Luís Fernando Silva Pinto — E a Srta. Cooper?
Abbe Smith —
A Srta. Cooper é o outro lado da moeda. Uma de minhas clientes preferidas até hoje. Ela era acusada de prostituição, e os fatos do caso eram notórios e jamais foram postos em dúvida. A Srta. Cooper teria se oferecido para praticar sexo oral num policial disfarçado em troca de frango frito. Só que ela estava em condicional por algum outro delito, e a condenação nesse caso de prostituição seria uma violação da condicional e resultaria em prisão. Então nos esforçamos para colocá-la num programa alternativo, para passá-la para um tribunal de saúde mental, que desvia o caso do tribunal comum e permite que a pessoa receba tratamento mental e fique longe de encrencas.

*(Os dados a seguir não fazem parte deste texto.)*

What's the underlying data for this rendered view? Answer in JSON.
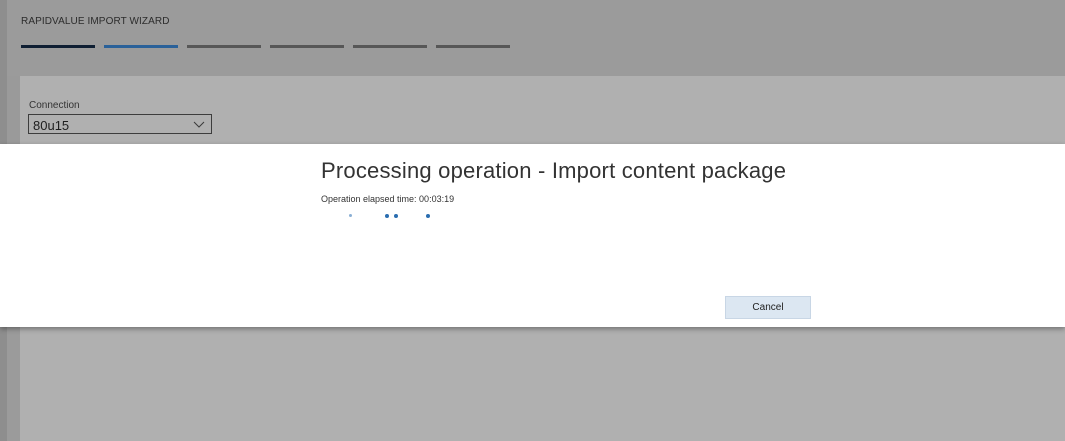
{
  "wizard": {
    "title": "RAPIDVALUE IMPORT WIZARD",
    "steps": [
      "completed",
      "current",
      "pending",
      "pending",
      "pending",
      "pending"
    ]
  },
  "connection": {
    "label": "Connection",
    "value": "80u15",
    "icon": "chevron-down-icon"
  },
  "modal": {
    "title": "Processing operation - Import content package",
    "elapsed_text": "Operation elapsed time: 00:03:19",
    "cancel_label": "Cancel"
  },
  "colors": {
    "step_completed": "#0f1f33",
    "step_current": "#2a6199",
    "step_pending": "#575757",
    "loader_dot": "#2a6db0",
    "cancel_bg": "#dce7f2"
  }
}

Luís Fernando Silva Pinto — Como uma apelação.
Abbe Smith —
Mais ou menos. Para sair do sistema, mas ela vivia vacilando no programa, que exigia exames de drogas, manter compromissos… E ela era reprovada nos exames, uma vez foi acusada de ter bebido muita água para invalidar o exame, mas os examinadores sabem disso. Então ela não se enquadrava e o juiz foi perdendo a paciência até que ordenou que o caso voltasse à justiça comum e revogou os benefícios do tribunal de saúde mental. Pobre Srta. Cooper… Eu gostava muito dela. Ela era um amor, e isso mostra que há uma pessoa por trás do crime. Eu sei que esse não era um crime muito grave, não era hediondo, então não fui desafiada da forma como outros advogados são, mas a Srta. Cooper ilustra como muitos criminalistas funcionam. Eu realmente gostava dela. Você simpatiza com certas pessoas. Há pessoas boas e más em todas as áreas, em todas as profissões, e ela era um amor. Sempre me recebia com um abraço apertado e me chamava de “Srta. Abbe”, como se eu fosse uma senhora de escravos. E dizia que já me conhecia, que eu era conhecida como uma ótima advogada. Duvido. Ela certamente nunca tinha ouvido falar de mim. Não sou esse tipo de advogada, mas ela era encantadora. No final, o oficial da condicional dela não incluiu o novo crime no relatório. Acho que a Srta. Cooper também o conquistou. E a juíza do tribunal criminal também não mandou prendê-la, apenas deu uma sentença probatória. E acho que a Srta. Cooper também a conquistou. Às vezes a vida é complicada, as pessoas são complicadas.